Another cornerstone of our emerging strategy was multi-colo. The goal was to improve member experience and reliability by being able to serve our applications from multiple data center sites. This, in turn, would allow us to sustain multiple types of system failure without the site going down for our members. The combination of building our own data centers and architecting our application to serve traffic actively from disparate geographic locations gave us a solid foundation on which to build for the next stage of our growth.

Innovate for hyperscale

As we executed on our data center strategy of increasing reliability and improving the member experience, we continued to experience massive growth. We opened a new data center every year from 2013 to 2015, planning a new data center build even as the latest one was just coming online.

However, now that we had a stable foundation with our multi-colo approach, we realized that there might be other ways to keep up with our “hockey stick” growth in both members and traffic. Since our site was more reliable, we were finally able to switch from a culture of “site-up” to one of “taking intelligent risks” and exploring other ways to meet the needs of our scale. To this end, we decided to build our next data center for hyperscale—one that could scale 10x what our existing facilities delivered.

Innovating for hyperscale was not just a technical change; we needed another cultural and organizational shift, too. This led to a different way of approaching our problems by focusing on end-to-end optimization rather than individual issues. We formed a cross-functional team to research and determine our next-generation design. This team was given four guiding principles: unlimited bandwidth, compute on demand, programmable data center, and scale cost-effectively.

The team had the autonomy to make decisions working along with the rest of the infrastructure teams.
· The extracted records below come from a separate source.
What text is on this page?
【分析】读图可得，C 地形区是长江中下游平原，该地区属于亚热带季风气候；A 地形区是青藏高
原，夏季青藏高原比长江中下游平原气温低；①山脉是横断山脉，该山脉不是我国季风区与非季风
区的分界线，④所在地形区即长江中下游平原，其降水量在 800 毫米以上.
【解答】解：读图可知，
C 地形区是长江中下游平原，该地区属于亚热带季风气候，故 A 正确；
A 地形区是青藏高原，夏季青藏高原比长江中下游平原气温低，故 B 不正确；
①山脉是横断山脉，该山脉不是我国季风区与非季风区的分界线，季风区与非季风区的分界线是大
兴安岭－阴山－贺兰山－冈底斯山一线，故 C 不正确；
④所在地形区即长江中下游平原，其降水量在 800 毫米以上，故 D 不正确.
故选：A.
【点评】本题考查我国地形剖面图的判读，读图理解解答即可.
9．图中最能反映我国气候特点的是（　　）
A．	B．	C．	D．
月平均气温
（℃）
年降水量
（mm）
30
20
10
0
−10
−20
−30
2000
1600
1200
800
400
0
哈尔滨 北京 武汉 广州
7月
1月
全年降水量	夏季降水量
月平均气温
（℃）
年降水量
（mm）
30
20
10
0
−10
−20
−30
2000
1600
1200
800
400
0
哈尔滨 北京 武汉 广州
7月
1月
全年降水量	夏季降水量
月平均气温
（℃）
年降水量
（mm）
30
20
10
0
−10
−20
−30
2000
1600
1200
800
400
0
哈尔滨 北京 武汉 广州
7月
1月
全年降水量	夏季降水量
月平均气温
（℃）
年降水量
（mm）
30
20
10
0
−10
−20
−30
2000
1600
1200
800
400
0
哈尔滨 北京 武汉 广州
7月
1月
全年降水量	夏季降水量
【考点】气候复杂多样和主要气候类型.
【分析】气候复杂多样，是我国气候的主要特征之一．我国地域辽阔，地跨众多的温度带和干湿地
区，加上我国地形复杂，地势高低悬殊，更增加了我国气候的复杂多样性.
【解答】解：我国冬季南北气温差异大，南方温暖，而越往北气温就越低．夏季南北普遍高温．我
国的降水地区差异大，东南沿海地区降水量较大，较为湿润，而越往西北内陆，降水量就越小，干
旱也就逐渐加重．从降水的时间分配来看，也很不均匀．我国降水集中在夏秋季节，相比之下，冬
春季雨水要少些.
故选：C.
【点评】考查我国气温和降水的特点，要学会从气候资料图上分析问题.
That research led to the design of Project Altair, a highly-responsive data center fabric that could be scaled horizontally without changing the fundamental architecture of the network, or interrupting its core during upgrades.

LinkedIn's Oregon Data Center

Another milestone in our innovation journey arrived in late 2016, when we opened our Oregon data center, implementing the innovative data center designs from Project Altair.

Finally, we were deploying the right infrastructure for our future needs—something completely different, more scalable, and responsive.

By learning from the challenges we had encountered, we came up with a model that we were proud to share with the industry. We’re now in the process of upgrading the rest of our data centers to the new standard set by the Oregon data center.

Looking ahead

As exciting and unimaginable as the last eight years have been, those of us in the data center strategy community have a strong hunch that the next eight years are going to be even more dramatic.

To meet the increasing demands of our site, we are continuing to build on our solid foundation and to incorporate forward-looking ideas and new innovations into our data centers. One of these is Open19, a new multi-company effort we recently launched to make data center hardware more interoperable and efficient. Other ideas we are exploring include OpenFabric, a better control plane for the data center fabric, and self-healing infrastructure. We are investing in software-driven infrastructure where we can leverage our vast telemetry and apply machine learning techniques to predict failures and auto-remediation. As always, we plan to share our experiences and projects with the larger community, with the hope that others can benefit from our lessons learned.

We look forward to working on behalf of our more than 530 million members worldwide to ensure that their needs are not only met, but also anticipated by our data center strategy. When we get it right, we help bring LinkedIn closer to our mission to connect the world’s talent to opportunity. We can't wait to see what's next!